I'm having trouble replicating the result from the article Loss Aversion with Multiple Investment Goals written by Enrico G. De Giorgi (2011), the article can be downloaded here.
First consider the choice function proposed by Kahneman and Tversky in prospect theory
$$ u(x) = \begin{cases} \beta^+ x^\alpha, & x > 0 \\ -\beta^-(-x)^\alpha, & x \leq 0 \end{cases} $$
where $\beta^+$ and $\beta^-$ characterize loss aversion.

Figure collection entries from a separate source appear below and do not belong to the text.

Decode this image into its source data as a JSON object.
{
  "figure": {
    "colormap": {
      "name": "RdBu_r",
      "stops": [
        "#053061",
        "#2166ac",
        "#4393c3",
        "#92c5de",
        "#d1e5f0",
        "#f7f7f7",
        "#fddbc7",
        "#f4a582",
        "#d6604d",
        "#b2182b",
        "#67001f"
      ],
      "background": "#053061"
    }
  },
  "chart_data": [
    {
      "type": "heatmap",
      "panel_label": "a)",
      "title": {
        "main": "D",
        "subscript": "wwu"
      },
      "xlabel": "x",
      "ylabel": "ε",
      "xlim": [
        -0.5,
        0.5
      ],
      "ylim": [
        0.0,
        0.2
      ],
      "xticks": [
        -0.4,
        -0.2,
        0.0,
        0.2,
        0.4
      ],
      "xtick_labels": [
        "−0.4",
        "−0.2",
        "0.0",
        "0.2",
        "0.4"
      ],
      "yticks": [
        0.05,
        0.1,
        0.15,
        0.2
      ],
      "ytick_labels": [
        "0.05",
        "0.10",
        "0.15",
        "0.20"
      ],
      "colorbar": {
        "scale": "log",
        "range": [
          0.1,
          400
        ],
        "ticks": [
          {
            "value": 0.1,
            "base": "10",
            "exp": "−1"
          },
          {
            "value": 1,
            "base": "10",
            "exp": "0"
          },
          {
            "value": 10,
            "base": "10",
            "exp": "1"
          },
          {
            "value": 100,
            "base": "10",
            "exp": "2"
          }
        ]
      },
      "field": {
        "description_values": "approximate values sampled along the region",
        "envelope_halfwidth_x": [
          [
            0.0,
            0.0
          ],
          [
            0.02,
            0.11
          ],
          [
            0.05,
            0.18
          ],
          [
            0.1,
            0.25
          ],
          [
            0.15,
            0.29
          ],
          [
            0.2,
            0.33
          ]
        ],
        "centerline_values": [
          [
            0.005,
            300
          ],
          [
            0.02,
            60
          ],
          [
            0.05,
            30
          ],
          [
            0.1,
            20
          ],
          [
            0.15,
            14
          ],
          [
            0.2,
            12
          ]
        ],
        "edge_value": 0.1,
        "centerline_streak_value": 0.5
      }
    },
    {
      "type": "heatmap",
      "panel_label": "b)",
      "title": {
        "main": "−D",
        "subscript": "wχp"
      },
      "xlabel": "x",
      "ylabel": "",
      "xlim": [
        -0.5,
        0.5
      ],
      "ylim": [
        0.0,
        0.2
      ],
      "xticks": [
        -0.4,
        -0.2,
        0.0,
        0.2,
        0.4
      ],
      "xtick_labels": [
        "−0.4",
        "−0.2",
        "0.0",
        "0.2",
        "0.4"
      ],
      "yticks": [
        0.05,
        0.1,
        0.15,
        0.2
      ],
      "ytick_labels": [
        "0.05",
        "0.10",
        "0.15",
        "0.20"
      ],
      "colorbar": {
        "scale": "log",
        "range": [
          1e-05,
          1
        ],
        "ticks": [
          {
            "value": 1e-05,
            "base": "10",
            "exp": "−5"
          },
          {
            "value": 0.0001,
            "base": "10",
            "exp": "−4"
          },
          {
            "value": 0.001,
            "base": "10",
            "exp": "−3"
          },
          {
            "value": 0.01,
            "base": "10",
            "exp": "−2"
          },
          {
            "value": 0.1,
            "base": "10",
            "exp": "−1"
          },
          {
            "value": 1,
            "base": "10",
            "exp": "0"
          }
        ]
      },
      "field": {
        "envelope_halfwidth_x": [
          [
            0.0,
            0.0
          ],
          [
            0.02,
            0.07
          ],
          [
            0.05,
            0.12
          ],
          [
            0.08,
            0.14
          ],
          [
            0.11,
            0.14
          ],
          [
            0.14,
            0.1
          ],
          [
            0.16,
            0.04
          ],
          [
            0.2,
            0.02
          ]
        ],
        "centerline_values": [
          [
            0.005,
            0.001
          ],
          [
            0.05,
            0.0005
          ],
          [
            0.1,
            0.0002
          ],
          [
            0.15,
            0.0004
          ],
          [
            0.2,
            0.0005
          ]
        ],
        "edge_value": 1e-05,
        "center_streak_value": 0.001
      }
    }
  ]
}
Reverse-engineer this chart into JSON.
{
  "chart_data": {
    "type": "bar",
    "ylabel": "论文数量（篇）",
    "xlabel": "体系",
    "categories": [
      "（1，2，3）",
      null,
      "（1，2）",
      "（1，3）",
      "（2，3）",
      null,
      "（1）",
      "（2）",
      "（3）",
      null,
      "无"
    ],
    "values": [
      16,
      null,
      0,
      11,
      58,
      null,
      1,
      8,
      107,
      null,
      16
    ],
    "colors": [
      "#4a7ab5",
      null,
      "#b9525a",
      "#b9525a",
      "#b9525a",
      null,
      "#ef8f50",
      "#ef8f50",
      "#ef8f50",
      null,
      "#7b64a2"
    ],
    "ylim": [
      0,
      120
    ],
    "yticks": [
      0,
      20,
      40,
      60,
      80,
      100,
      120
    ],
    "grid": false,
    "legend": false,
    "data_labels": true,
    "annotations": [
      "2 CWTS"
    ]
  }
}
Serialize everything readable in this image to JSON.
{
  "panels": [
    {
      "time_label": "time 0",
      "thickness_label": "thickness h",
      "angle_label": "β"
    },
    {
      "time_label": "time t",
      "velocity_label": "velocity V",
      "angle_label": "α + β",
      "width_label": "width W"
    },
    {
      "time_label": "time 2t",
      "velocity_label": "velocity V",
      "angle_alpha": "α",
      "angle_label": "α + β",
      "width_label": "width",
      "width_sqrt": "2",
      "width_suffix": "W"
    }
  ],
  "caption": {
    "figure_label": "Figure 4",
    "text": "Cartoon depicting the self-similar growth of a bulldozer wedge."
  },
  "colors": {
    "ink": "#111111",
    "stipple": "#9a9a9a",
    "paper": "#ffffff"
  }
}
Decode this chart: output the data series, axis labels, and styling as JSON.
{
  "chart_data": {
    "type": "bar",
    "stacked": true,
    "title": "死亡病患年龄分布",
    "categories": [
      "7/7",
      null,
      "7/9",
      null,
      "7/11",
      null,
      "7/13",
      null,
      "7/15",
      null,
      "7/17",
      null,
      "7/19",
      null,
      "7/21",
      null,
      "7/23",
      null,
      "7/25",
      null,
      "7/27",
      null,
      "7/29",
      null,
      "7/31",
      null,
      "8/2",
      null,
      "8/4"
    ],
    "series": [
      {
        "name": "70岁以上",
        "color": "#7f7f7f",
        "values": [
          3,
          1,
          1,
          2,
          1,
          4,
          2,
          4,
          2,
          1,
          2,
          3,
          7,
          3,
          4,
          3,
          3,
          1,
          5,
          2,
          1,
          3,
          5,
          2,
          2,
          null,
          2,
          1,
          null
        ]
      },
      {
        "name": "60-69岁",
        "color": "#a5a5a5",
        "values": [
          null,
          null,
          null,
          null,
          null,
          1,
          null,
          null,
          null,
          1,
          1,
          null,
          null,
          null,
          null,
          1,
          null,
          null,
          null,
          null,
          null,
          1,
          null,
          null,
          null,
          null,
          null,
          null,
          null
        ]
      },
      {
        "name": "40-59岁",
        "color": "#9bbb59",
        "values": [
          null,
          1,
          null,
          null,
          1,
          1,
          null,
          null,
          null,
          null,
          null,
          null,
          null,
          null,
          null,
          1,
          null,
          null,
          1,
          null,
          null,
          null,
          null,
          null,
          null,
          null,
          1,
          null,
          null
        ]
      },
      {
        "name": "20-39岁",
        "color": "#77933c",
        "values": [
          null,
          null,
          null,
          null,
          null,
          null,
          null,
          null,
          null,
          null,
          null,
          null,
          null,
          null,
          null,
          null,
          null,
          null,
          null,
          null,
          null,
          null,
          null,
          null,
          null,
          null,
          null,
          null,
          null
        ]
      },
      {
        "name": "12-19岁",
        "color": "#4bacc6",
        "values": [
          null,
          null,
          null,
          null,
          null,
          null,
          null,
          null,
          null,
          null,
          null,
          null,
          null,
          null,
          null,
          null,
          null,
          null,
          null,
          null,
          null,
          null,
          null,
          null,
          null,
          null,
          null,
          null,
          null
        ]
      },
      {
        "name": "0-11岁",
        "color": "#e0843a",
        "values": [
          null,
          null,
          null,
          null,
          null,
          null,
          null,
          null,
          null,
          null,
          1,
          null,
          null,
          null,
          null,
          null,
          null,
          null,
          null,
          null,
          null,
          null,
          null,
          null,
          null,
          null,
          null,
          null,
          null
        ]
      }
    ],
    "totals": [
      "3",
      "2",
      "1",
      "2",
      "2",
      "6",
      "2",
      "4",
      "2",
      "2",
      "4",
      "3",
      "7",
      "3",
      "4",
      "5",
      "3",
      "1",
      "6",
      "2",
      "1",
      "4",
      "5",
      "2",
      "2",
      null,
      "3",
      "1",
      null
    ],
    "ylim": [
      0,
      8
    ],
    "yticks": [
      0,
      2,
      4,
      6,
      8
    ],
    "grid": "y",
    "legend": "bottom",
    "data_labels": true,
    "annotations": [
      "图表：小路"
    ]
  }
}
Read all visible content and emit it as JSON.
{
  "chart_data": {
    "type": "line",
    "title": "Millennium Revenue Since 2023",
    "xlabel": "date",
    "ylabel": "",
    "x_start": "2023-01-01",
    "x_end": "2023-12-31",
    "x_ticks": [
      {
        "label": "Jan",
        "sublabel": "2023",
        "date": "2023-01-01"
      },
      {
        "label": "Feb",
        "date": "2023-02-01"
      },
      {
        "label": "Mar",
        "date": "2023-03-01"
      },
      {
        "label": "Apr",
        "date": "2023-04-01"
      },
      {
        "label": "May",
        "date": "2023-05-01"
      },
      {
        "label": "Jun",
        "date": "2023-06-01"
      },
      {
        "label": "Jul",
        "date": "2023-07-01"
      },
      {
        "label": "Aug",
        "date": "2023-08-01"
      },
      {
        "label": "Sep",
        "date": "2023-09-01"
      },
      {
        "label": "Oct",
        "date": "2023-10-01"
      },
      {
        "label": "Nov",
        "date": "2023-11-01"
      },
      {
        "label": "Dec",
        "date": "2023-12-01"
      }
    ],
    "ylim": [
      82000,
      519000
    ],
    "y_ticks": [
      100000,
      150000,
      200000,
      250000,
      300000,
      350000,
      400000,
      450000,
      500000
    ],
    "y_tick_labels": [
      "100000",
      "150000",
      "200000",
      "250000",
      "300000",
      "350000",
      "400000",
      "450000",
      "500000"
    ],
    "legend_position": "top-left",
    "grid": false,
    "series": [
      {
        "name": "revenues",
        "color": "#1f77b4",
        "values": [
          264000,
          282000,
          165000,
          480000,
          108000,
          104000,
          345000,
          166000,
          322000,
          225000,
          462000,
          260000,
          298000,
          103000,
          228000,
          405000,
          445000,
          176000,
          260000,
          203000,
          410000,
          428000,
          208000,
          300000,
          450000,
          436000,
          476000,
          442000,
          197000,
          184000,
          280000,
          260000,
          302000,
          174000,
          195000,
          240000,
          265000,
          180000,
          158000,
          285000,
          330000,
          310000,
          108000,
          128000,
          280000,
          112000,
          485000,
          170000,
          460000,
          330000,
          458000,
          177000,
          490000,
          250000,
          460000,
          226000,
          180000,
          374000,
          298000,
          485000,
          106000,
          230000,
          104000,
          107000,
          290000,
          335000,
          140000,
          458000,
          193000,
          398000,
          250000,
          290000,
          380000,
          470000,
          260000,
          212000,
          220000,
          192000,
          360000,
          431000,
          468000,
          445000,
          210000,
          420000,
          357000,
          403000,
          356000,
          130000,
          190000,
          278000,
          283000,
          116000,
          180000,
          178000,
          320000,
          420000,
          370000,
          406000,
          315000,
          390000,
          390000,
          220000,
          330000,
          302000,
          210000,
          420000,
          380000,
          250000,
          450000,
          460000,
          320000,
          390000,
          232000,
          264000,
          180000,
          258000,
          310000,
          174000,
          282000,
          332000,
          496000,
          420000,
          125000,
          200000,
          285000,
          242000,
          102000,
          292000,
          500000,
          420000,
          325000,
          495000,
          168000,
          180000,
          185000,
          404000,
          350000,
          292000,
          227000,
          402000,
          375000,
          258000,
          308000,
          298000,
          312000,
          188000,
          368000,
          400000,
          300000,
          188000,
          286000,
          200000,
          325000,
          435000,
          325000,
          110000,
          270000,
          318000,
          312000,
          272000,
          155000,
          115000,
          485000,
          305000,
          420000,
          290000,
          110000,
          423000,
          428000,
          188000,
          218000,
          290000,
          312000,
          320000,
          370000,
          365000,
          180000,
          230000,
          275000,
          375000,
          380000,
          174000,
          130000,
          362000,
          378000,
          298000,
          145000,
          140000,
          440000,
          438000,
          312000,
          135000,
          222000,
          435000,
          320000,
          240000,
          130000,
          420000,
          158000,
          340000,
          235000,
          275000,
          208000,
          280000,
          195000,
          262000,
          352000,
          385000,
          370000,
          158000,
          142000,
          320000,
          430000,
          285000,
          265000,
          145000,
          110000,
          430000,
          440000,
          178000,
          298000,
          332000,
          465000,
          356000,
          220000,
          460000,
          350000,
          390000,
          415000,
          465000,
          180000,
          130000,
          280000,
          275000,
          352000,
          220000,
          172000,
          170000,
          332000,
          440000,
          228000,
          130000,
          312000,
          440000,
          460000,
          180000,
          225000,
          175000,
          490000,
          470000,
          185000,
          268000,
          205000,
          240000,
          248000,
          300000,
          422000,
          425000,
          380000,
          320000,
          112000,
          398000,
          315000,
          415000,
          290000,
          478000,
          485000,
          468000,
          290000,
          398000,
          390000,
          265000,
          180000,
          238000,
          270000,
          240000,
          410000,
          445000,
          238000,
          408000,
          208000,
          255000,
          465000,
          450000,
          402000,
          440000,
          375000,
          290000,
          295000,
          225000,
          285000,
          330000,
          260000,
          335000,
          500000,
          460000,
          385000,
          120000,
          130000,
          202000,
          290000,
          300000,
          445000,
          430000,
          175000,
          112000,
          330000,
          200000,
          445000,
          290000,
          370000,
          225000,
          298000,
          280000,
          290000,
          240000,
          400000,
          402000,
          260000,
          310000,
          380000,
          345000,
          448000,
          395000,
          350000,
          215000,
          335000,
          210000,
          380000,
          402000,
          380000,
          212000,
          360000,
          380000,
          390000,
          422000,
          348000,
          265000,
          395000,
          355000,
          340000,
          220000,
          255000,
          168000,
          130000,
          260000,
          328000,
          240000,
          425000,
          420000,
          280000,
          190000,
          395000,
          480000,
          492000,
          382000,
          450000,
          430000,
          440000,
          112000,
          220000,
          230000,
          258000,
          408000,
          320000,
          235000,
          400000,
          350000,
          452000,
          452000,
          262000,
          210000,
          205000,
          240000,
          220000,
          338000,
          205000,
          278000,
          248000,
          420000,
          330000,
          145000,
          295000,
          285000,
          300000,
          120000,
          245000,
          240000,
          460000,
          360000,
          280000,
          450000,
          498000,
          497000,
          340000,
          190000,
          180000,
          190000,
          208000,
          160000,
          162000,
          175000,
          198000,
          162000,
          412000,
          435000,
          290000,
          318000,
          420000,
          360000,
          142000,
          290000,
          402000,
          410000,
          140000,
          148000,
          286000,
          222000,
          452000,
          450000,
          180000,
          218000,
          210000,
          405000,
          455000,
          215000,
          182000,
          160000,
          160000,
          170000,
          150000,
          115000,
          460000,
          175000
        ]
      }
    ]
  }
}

The main optimization problem is
\begin{cases} \text{max}_{W_T} & E[u(W_T- \overline W)] \\ \text{such that: } & E[\xi_T W_T] \leq \xi_0 W_0 \\ &W_T \geq 0 \\ \end{cases} where $W_0$ is the initial wealth, $W_T$ is the wealth at time horizon T, $\overline W$ is the goal wealth and $\xi$ is the pricing kernel, i.e. stochastic discount factor ($\xi_0 = 1$).
I have two problems:
- Determine the optimal Lagrange multiplier, y, when applying Lagrange relaxation to this optimization problem ($y\geq 0$).
- I don't understand the stochastic discount factor, $\xi_T$.
The Lagrange relaxation mentioned in the $\underline{\text{first problem}}$ (after some algebra) leads to the following equation representing the lagrange multiplier y:
$${ y = \left(\frac{\xi_0 W_0 - \overline W E[\xi_T]}{(\alpha \beta^+)^{\frac{1}{1-\alpha}} E\left[\xi_T^{\frac{\alpha}{\alpha-1}}\right]} \right)^{(\alpha -1)}}$$
and since $y \geq 0$ implies that $\xi_0 W_0$ > $\overline W E[\xi_T]$, which leads to the second problem.
Regarding the $\underline{\text{second problem}}$; if $W_T$ is discounted with discount factor $e^{-r(T-t)}$ and fulfills the budget constraint it is obvious that the terminal wealth $W_T$ can be achieved by simply putting the wealth into a bank account with rate $r$. If this constraint has to be statisfied then one cannot achieve a goal more ambitious than a payoff with rate $r$.
Best regards, Will